So, week 2 of the next 12-week writing class has just wrapped up, mercifully feeling shorter than the full 4.5 hours that it lasts. I think I like my teacher a lot, although she scares me. I feel like she's going to know if I'm phoning it in, then she will give me a laser stare that permeates my soul and darker intents. I'm actually piping up in class, even, because I want her to perceive me as fully engaged.

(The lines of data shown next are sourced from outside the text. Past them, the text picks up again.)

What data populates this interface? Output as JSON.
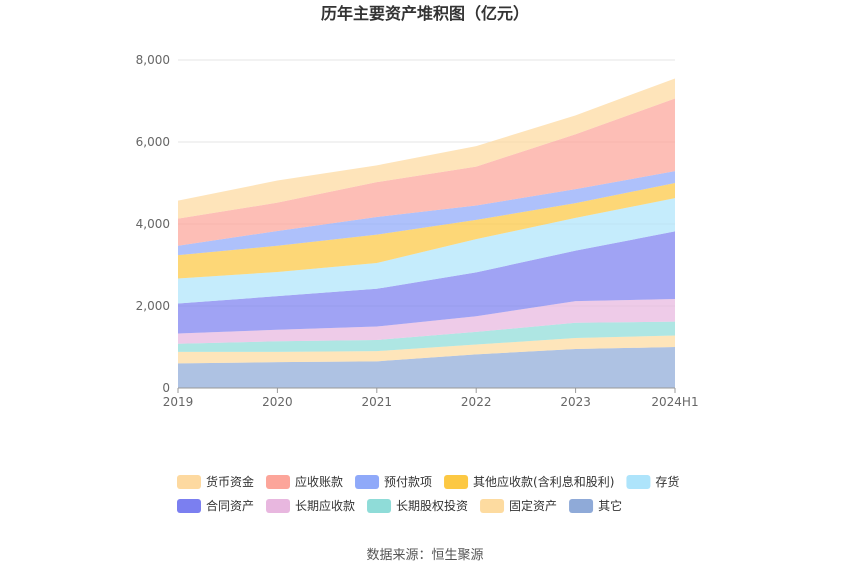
{
  "title": "历年主要资产堆积图（亿元）",
  "source": "数据来源：恒生聚源",
  "chart_data": {
    "type": "area",
    "stacked": true,
    "title": "历年主要资产堆积图（亿元）",
    "xlabel": "",
    "ylabel": "",
    "categories": [
      "2019",
      "2020",
      "2021",
      "2022",
      "2023",
      "2024H1"
    ],
    "ylim": [
      0,
      8000
    ],
    "yticks": [
      0,
      2000,
      4000,
      6000,
      8000
    ],
    "ytick_labels": [
      "0",
      "2,000",
      "4,000",
      "6,000",
      "8,000"
    ],
    "grid": true,
    "legend_position": "bottom",
    "series": [
      {
        "name": "其它",
        "color": "#8faad8",
        "values": [
          600,
          630,
          650,
          820,
          950,
          1000
        ]
      },
      {
        "name": "固定资产",
        "color": "#fddba0",
        "values": [
          280,
          250,
          250,
          240,
          270,
          280
        ]
      },
      {
        "name": "长期股权投资",
        "color": "#8fdcd8",
        "values": [
          200,
          260,
          270,
          310,
          370,
          340
        ]
      },
      {
        "name": "长期应收款",
        "color": "#e8b7df",
        "values": [
          250,
          280,
          330,
          380,
          530,
          550
        ]
      },
      {
        "name": "合同资产",
        "color": "#7b7ff0",
        "values": [
          730,
          820,
          920,
          1070,
          1230,
          1650
        ]
      },
      {
        "name": "存货",
        "color": "#aee4fb",
        "values": [
          610,
          590,
          630,
          810,
          800,
          810
        ]
      },
      {
        "name": "其他应收款(含利息和股利)",
        "color": "#fcc843",
        "values": [
          570,
          640,
          690,
          470,
          360,
          370
        ]
      },
      {
        "name": "预付款项",
        "color": "#8fa9f9",
        "values": [
          230,
          360,
          430,
          350,
          340,
          290
        ]
      },
      {
        "name": "应收账款",
        "color": "#fca59a",
        "values": [
          660,
          690,
          850,
          950,
          1340,
          1770
        ]
      },
      {
        "name": "货币资金",
        "color": "#fdd9a0",
        "values": [
          440,
          540,
          410,
          500,
          460,
          490
        ]
      }
    ],
    "legend_order": [
      "货币资金",
      "应收账款",
      "预付款项",
      "其他应收款(含利息和股利)",
      "存货",
      "合同资产",
      "长期应收款",
      "长期股权投资",
      "固定资产",
      "其它"
    ]
  }
}
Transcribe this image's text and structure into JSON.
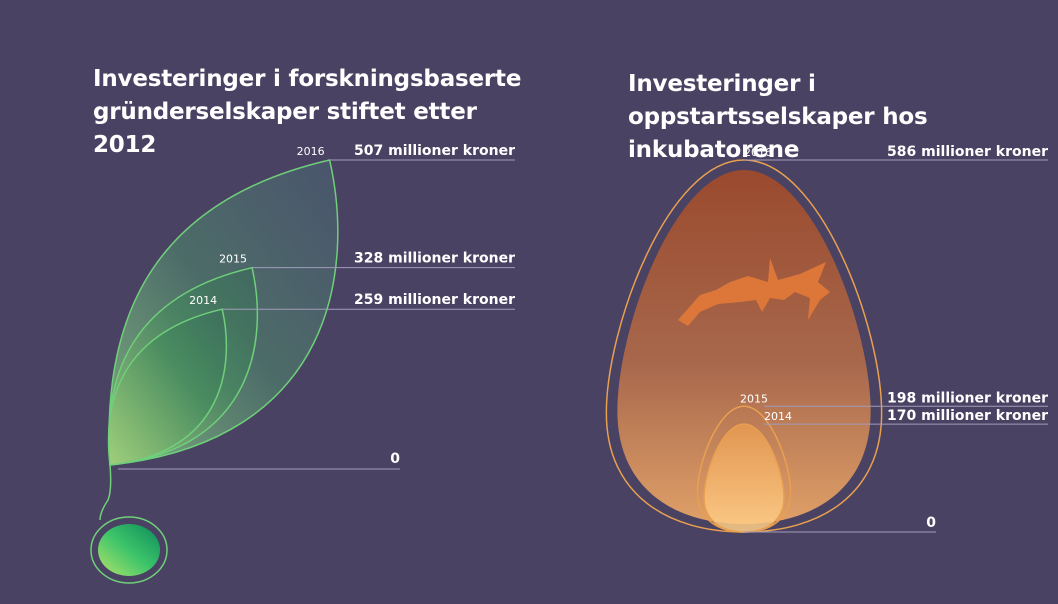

But I noticed last week that she does this nice thing where she takes students aside after class to give them comments, praise, support, or helpful suggestions. I know I mentioned that we're supposed to be using our lives to mine for nonfiction material, around which we develop scenes for the semester. This week, I flew by the seat of my pants with some in-class writing. After tossing a few things around in my head that felt kind of static, I started in a scene that actually happened and from there ended up conflating some things that have happened to me and integrating from others. When I read it aloud in class, I was surprised that it came out much better and more cohesively than I thought (we were doing some scene jumping and choosing different aspects to tell, so it really is a split-second thing that can turn out badly). There was a long pause after I finished reading, and when we got to the recall session, my teacher leaped in at the beginning to describe some of the scenes I set up. After class, she came up and told me that it was fabulous, that obviously she wasn't familiar with any of my other writing, but if I were considering this for my semester-long material, I had her with what I wrote. Which, you know, is quite awesome.
And even my friend who had the less-positive experience last time around seems to be getting into the feel of the class and is pretty un-self-consciously doing some nice stuff. I think she's as afraid of our teacher as I am. Possibly we've graduated from our indulgent older brother to our stern mommy teacher models.
Anyway, all and all, it's very cool. I just hope I don't lose the good mojo by tossing off something dorky, thus making my teacher need to kick my ass.